The argument against identical standards is basically one founded in prior practice. In saying this, however, the only prior practice that is of any guidance is that found in federal judicial interpretations of bail provisions, because this Board has never stated what the burden of proof is in determining whether a person is a flight risk. This Board has, however, considered the same factors as have been considered in federal bail determinations, and so it seems logical to apply the same standard of proof. See, e.g., Matter of Andrade, 19 IN Dec. 488 (BIA 1987); Matter of Patel, 15 IN Dec. 666 (BIA 1976); Matter of San Martin, 15 IN Dec. 167 (BIA 1974). In Matter of San Martin, supra, this Board simply stated: "With reference to the Bail Reform Act, it provides that various factors should be taken into account, which were taken into account in this case, and of which we shall take account." Id. at 168 (footnote omitted).

If then, this Board applies the same factors in bond determinations as are considered under the federal Bail Reform Act of 1984, then it makes sense to apply the same standards of proof, in the absence of any standard of proof in the aggravated felony bond provision. In construing section 3142 of the Bail Reform Act of 1984, the Ninth Circuit stated:

Finally, because the standard of proof usually applicable to pretrial proceedings is the preponderance of the evidence, we conclude that the congressional silence with regard to the applicable standard of proof in demonstrating risk of flight is the preponderance of the evidence.
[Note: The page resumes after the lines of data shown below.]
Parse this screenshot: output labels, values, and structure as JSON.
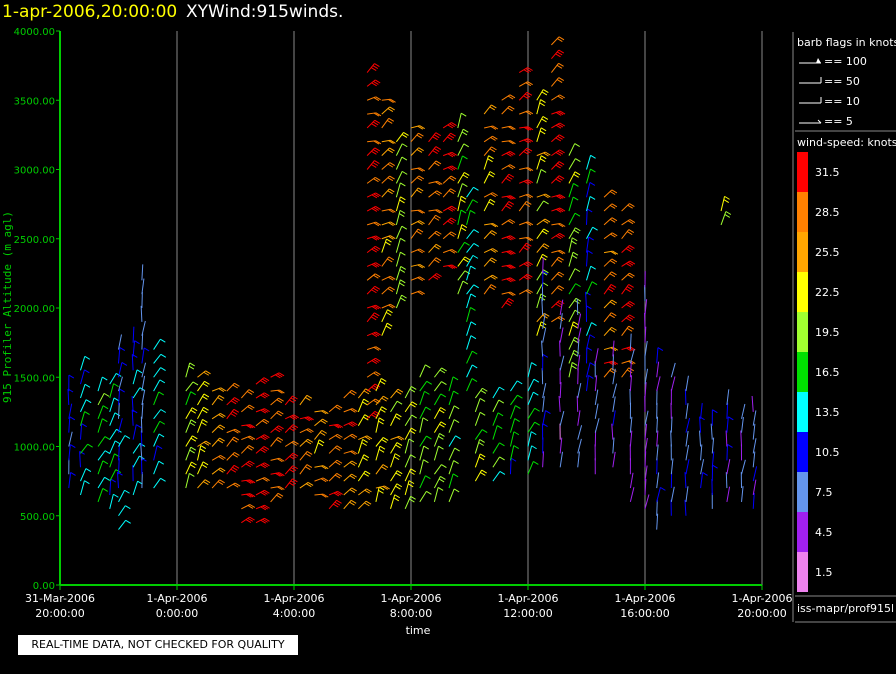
{
  "header": {
    "timestamp": "1-apr-2006,20:00:00",
    "title": "XYWind:915winds."
  },
  "notice": "REAL-TIME DATA, NOT CHECKED FOR QUALITY",
  "footer_label": "iss-mapr/prof915l",
  "colors": {
    "background": "#000000",
    "axis": "#00cc00",
    "timestamp": "#ffff00",
    "gridline": "#888888"
  },
  "legend": {
    "barb_title": "barb flags in knots",
    "barbs": [
      {
        "label": "== 100"
      },
      {
        "label": "== 50"
      },
      {
        "label": "== 10"
      },
      {
        "label": "== 5"
      }
    ],
    "speed_title": "wind-speed: knots",
    "scale": [
      {
        "label": "31.5",
        "color": "#ff0000"
      },
      {
        "label": "28.5",
        "color": "#ff8000"
      },
      {
        "label": "25.5",
        "color": "#ffa500"
      },
      {
        "label": "22.5",
        "color": "#ffff00"
      },
      {
        "label": "19.5",
        "color": "#a0ff30"
      },
      {
        "label": "16.5",
        "color": "#00e000"
      },
      {
        "label": "13.5",
        "color": "#00ffff"
      },
      {
        "label": "10.5",
        "color": "#0000ff"
      },
      {
        "label": "7.5",
        "color": "#6495ed"
      },
      {
        "label": "4.5",
        "color": "#a020f0"
      },
      {
        "label": "1.5",
        "color": "#ee82ee"
      }
    ]
  },
  "chart_data": {
    "type": "scatter",
    "ylabel": "915 Profiler Altitude (m agl)",
    "xlabel": "time",
    "ylim": [
      0,
      4000
    ],
    "yticks": [
      "0.00",
      "500.00",
      "1000.00",
      "1500.00",
      "2000.00",
      "2500.00",
      "3000.00",
      "3500.00",
      "4000.00"
    ],
    "xlim_hours": [
      0,
      24
    ],
    "xticks": [
      {
        "date": "31-Mar-2006",
        "time": "20:00:00"
      },
      {
        "date": "1-Apr-2006",
        "time": "0:00:00"
      },
      {
        "date": "1-Apr-2006",
        "time": "4:00:00"
      },
      {
        "date": "1-Apr-2006",
        "time": "8:00:00"
      },
      {
        "date": "1-Apr-2006",
        "time": "12:00:00"
      },
      {
        "date": "1-Apr-2006",
        "time": "16:00:00"
      },
      {
        "date": "1-Apr-2006",
        "time": "20:00:00"
      }
    ],
    "grid": "vertical",
    "profile_interval_hours": 0.5,
    "profiles": [
      {
        "t": 0.3,
        "bottom": 700,
        "top": 1400,
        "speed": 11
      },
      {
        "t": 0.7,
        "bottom": 650,
        "top": 1600,
        "speed": 13
      },
      {
        "t": 1.3,
        "bottom": 600,
        "top": 1400,
        "speed": 17
      },
      {
        "t": 1.7,
        "bottom": 550,
        "top": 1500,
        "speed": 14
      },
      {
        "t": 2.0,
        "bottom": 400,
        "top": 1700,
        "speed": 11
      },
      {
        "t": 2.5,
        "bottom": 650,
        "top": 1800,
        "speed": 12
      },
      {
        "t": 2.8,
        "bottom": 700,
        "top": 2250,
        "speed": 9
      },
      {
        "t": 3.2,
        "bottom": 700,
        "top": 1700,
        "speed": 13
      },
      {
        "t": 4.3,
        "bottom": 700,
        "top": 1500,
        "speed": 20
      },
      {
        "t": 4.7,
        "bottom": 700,
        "top": 1550,
        "speed": 24
      },
      {
        "t": 5.2,
        "bottom": 700,
        "top": 1450,
        "speed": 27
      },
      {
        "t": 5.7,
        "bottom": 700,
        "top": 1450,
        "speed": 30
      },
      {
        "t": 6.2,
        "bottom": 450,
        "top": 1350,
        "speed": 31
      },
      {
        "t": 6.7,
        "bottom": 450,
        "top": 1500,
        "speed": 32
      },
      {
        "t": 7.2,
        "bottom": 600,
        "top": 1550,
        "speed": 30
      },
      {
        "t": 7.7,
        "bottom": 700,
        "top": 1350,
        "speed": 31
      },
      {
        "t": 8.2,
        "bottom": 700,
        "top": 1300,
        "speed": 28
      },
      {
        "t": 8.7,
        "bottom": 650,
        "top": 1300,
        "speed": 26
      },
      {
        "t": 9.2,
        "bottom": 550,
        "top": 1250,
        "speed": 30
      },
      {
        "t": 9.7,
        "bottom": 550,
        "top": 1350,
        "speed": 29
      },
      {
        "t": 10.2,
        "bottom": 550,
        "top": 1350,
        "speed": 24
      },
      {
        "t": 10.5,
        "bottom": 1200,
        "top": 3700,
        "speed": 31
      },
      {
        "t": 10.8,
        "bottom": 600,
        "top": 1450,
        "speed": 25
      },
      {
        "t": 11.0,
        "bottom": 1800,
        "top": 3500,
        "speed": 26
      },
      {
        "t": 11.3,
        "bottom": 550,
        "top": 1350,
        "speed": 22
      },
      {
        "t": 11.5,
        "bottom": 2000,
        "top": 3250,
        "speed": 21
      },
      {
        "t": 11.8,
        "bottom": 550,
        "top": 1400,
        "speed": 21
      },
      {
        "t": 12.0,
        "bottom": 2100,
        "top": 3300,
        "speed": 27
      },
      {
        "t": 12.3,
        "bottom": 600,
        "top": 1500,
        "speed": 18
      },
      {
        "t": 12.6,
        "bottom": 2200,
        "top": 3250,
        "speed": 29
      },
      {
        "t": 12.8,
        "bottom": 600,
        "top": 1500,
        "speed": 20
      },
      {
        "t": 13.1,
        "bottom": 2300,
        "top": 3300,
        "speed": 30
      },
      {
        "t": 13.3,
        "bottom": 600,
        "top": 1450,
        "speed": 17
      },
      {
        "t": 13.6,
        "bottom": 2100,
        "top": 3300,
        "speed": 20
      },
      {
        "t": 13.9,
        "bottom": 1400,
        "top": 2800,
        "speed": 15
      },
      {
        "t": 14.2,
        "bottom": 750,
        "top": 1400,
        "speed": 20
      },
      {
        "t": 14.5,
        "bottom": 2100,
        "top": 3400,
        "speed": 26
      },
      {
        "t": 14.8,
        "bottom": 750,
        "top": 1400,
        "speed": 17
      },
      {
        "t": 15.1,
        "bottom": 2000,
        "top": 3500,
        "speed": 31
      },
      {
        "t": 15.4,
        "bottom": 800,
        "top": 1400,
        "speed": 14
      },
      {
        "t": 15.7,
        "bottom": 2100,
        "top": 3700,
        "speed": 30
      },
      {
        "t": 16.0,
        "bottom": 800,
        "top": 1500,
        "speed": 15
      },
      {
        "t": 16.3,
        "bottom": 1800,
        "top": 3550,
        "speed": 22
      },
      {
        "t": 16.5,
        "bottom": 850,
        "top": 2300,
        "speed": 8
      },
      {
        "t": 16.8,
        "bottom": 1900,
        "top": 3950,
        "speed": 30
      },
      {
        "t": 17.1,
        "bottom": 850,
        "top": 2000,
        "speed": 5
      },
      {
        "t": 17.4,
        "bottom": 1500,
        "top": 3150,
        "speed": 19
      },
      {
        "t": 17.7,
        "bottom": 850,
        "top": 2000,
        "speed": 6
      },
      {
        "t": 18.0,
        "bottom": 1400,
        "top": 3000,
        "speed": 13
      },
      {
        "t": 18.3,
        "bottom": 800,
        "top": 1600,
        "speed": 6
      },
      {
        "t": 18.6,
        "bottom": 1500,
        "top": 2850,
        "speed": 28
      },
      {
        "t": 18.9,
        "bottom": 850,
        "top": 1700,
        "speed": 7
      },
      {
        "t": 19.2,
        "bottom": 1500,
        "top": 2700,
        "speed": 30
      },
      {
        "t": 19.5,
        "bottom": 600,
        "top": 1700,
        "speed": 6
      },
      {
        "t": 20.0,
        "bottom": 550,
        "top": 2200,
        "speed": 6
      },
      {
        "t": 20.4,
        "bottom": 400,
        "top": 1600,
        "speed": 8
      },
      {
        "t": 20.9,
        "bottom": 500,
        "top": 1500,
        "speed": 7
      },
      {
        "t": 21.4,
        "bottom": 500,
        "top": 1450,
        "speed": 9
      },
      {
        "t": 21.9,
        "bottom": 700,
        "top": 1200,
        "speed": 8
      },
      {
        "t": 22.3,
        "bottom": 550,
        "top": 1200,
        "speed": 10
      },
      {
        "t": 22.6,
        "bottom": 2600,
        "top": 2750,
        "speed": 19
      },
      {
        "t": 22.8,
        "bottom": 600,
        "top": 1300,
        "speed": 8
      },
      {
        "t": 23.3,
        "bottom": 600,
        "top": 1200,
        "speed": 6
      },
      {
        "t": 23.7,
        "bottom": 550,
        "top": 1250,
        "speed": 7
      }
    ]
  }
}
Such differential treatment comports with the congressional recognition of danger to another or to the community as a discrete, independent basis for the denial of pretrial release. Since bail was determined under the former law by the likelihood of defendant's appearance at trial, and without explicit recognition of the need to protect the community, it is reasonable to subject the Government to a higher standard of proof when the second purpose is added as an explicit statutory category. Further, a finding of danger to the community is likely to involve more specific and quantifiable evidence than is a finding of risk of flight. For instance, prior convictions, police reports, and other investigatory documents are, as a matter of course, used to show past histories of violence. From these objective sources, trial judges may infer a present danger to the community. Such data is not often available regarding risk of flight. Thus, it is wholly feasible for the Government to satisfy the higher burden in showing danger to the community.

United States v. Motamedi, supra, at 1407 (citations omitted).

In my estimation, these cogent considerations offer a sound basis for applying the same standards of proof to section 242(a)(2)(B) of the Act. In this instance, because the immigration judge did not apply the provisions of this section in setting bond, I would remand the record to the immigration judge to determine whether the respondent is a threat to the community or a flight risk under the standards outlined above.